Before any result leaves
smokes/, every item below must be true:
- the exact hypothesis id is known
- the exact unit of analysis is known
- the sample size matches preregistration or the deviation is explicitly explained
- normality was checked with Shapiro-Wilk for
n < 50 or Q-Q plots for n ≥ 50
- homogeneity of variance was checked with Levene's test when relevant
- independence of observations was verified by design, not assumed
- ceiling and floor effects were inspected
- the chosen test matches the design
- effect size is reported alongside the p-value
- the actual number of comparisons was counted
- Bonferroni or FDR correction was applied when needed
- the result is written in exact APA-style form
- no one has upgraded the hypothesis to
CONFIRMED based on statistics alone
Common rationalizations
| Excuse | Reality |
|---|
We have n=5 but the effect is huge. | Huge-looking effects at tiny n are exactly where sampling error does its best work. |
Everyone in my field just uses t-tests. | Field habit does not repair violated assumptions or mismatched designs. |
Correcting for multiple comparisons makes nothing significant. | Then nothing survived multiplicity control. That is the result. |
Shapiro-Wilk did not reject, so normality is proven. | Failure to reject is not proof; it is one small piece of evidence. |
At n=200, normality always fails, so diagnostics are pointless. | Large n changes which diagnostic is informative; it does not abolish diagnostics. |
The same users appeared in both groups, but the prompts differed, so it is still independent. | Shared units make the design paired or clustered. |
The p-value is .0497, so I can just say p<.05. | Threshold slogans throw away the actual evidence. Report p=.0497. |
The effect size is small, but statistically significant is statistically significant. | Statistical and practical significance are different questions. |
The corrected p-value only matters for the appendix. | If correction governs the claim, it belongs in the main sentence. |
The metric is capped, but everybody scores near the top, so that is good news. | Ceiling effects can erase the signal you think you are measuring. |
The groups look separated in the plot, so the test is obvious. | Visual separation can be real, noisy, or misleading. Use the matched test. |
We only ran extra slices for intuition. | If the slices could have produced a win sentence, they count in the family. |
Non-parametric tests are weaker, so I should stay parametric. | "Weaker" is not an excuse to violate assumptions. |
It is just an internal result. | Internal falsehood ages into external folklore fast. |
Red Flags - STOP
Stop immediately if any of these thoughts show up:
The histogram looks normal enough.
The variance difference is probably fine.
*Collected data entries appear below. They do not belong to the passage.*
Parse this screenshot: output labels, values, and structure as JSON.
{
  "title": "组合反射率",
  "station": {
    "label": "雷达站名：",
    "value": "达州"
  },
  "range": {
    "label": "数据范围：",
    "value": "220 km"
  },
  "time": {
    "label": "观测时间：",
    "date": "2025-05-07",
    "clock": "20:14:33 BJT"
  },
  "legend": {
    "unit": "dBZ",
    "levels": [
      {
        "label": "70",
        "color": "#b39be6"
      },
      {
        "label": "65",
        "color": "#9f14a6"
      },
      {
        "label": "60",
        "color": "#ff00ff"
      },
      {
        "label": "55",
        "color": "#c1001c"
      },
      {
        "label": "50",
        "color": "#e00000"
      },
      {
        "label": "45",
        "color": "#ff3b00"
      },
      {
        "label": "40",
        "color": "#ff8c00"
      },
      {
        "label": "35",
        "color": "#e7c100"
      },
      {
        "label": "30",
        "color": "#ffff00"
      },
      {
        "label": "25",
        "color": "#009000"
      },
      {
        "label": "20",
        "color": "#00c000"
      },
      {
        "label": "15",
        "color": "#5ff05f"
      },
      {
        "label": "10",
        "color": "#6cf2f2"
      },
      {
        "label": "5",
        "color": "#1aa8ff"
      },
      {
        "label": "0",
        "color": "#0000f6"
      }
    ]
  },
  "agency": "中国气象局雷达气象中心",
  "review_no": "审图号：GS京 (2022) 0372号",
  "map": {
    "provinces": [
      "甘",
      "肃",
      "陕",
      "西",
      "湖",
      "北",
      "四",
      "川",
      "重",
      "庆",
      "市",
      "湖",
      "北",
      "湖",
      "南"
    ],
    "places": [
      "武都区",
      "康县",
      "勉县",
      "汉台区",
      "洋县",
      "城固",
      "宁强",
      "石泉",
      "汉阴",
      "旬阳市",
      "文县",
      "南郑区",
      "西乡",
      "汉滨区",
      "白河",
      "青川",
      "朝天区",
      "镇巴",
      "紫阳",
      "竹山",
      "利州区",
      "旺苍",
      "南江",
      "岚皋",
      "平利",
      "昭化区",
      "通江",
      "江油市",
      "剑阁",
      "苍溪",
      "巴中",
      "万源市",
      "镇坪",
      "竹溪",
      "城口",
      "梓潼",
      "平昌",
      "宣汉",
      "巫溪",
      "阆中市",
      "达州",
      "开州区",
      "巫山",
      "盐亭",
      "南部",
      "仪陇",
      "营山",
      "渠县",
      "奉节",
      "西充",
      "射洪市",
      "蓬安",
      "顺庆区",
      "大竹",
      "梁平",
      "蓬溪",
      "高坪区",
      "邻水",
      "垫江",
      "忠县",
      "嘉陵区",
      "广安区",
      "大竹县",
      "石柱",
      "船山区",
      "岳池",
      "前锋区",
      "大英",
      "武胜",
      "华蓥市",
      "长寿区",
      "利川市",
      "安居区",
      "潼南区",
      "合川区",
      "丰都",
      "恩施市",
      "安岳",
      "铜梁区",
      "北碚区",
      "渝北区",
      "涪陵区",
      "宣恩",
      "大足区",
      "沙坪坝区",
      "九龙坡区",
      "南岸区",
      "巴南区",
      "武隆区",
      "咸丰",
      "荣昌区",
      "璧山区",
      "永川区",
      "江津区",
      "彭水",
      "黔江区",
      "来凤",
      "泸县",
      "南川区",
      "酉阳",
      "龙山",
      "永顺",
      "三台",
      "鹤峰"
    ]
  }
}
I can count each slice as another sample.
I'll try both tests and report the cleaner one.
Pairing makes the analysis annoying.
The post-hoc comparisons are obvious, so they do not count.
The effect size is optional because the p-value is strong.
The p-value is close enough to .05.
The correction kills the story.
No one will ask how many tests we ran.
I can call this confirmed now.
The ceiling effect is actually a success effect.
Any one of these means the claim is still negotiating with the gate. Do not negotiate. Repair the
analysis.
Why This Matters
Most statistical failures do not come from exotic mathematics. They come from ordinary shortcuts:
using the wrong test, ignoring assumptions, treating paired data as independent, hiding effect size,
forgetting how many shots at significance were taken, and reporting threshold slogans instead of the
actual evidence.
This phase matters because it keeps smokes/ provisional until inferential language is earned,
blocks field customs from outranking the actual data structure, forces magnitude and uncertainty to
travel together, and prevents uncorrected p-hacking from becoming repo memory.
A result can fail here and still be valuable. It may teach you that the effect is too small, the
metric is saturated, the sample is underpowered, or the claim needs narrowing. That is not wasted
work. That is the point of rigor.
After this, use /skill:falsification-review.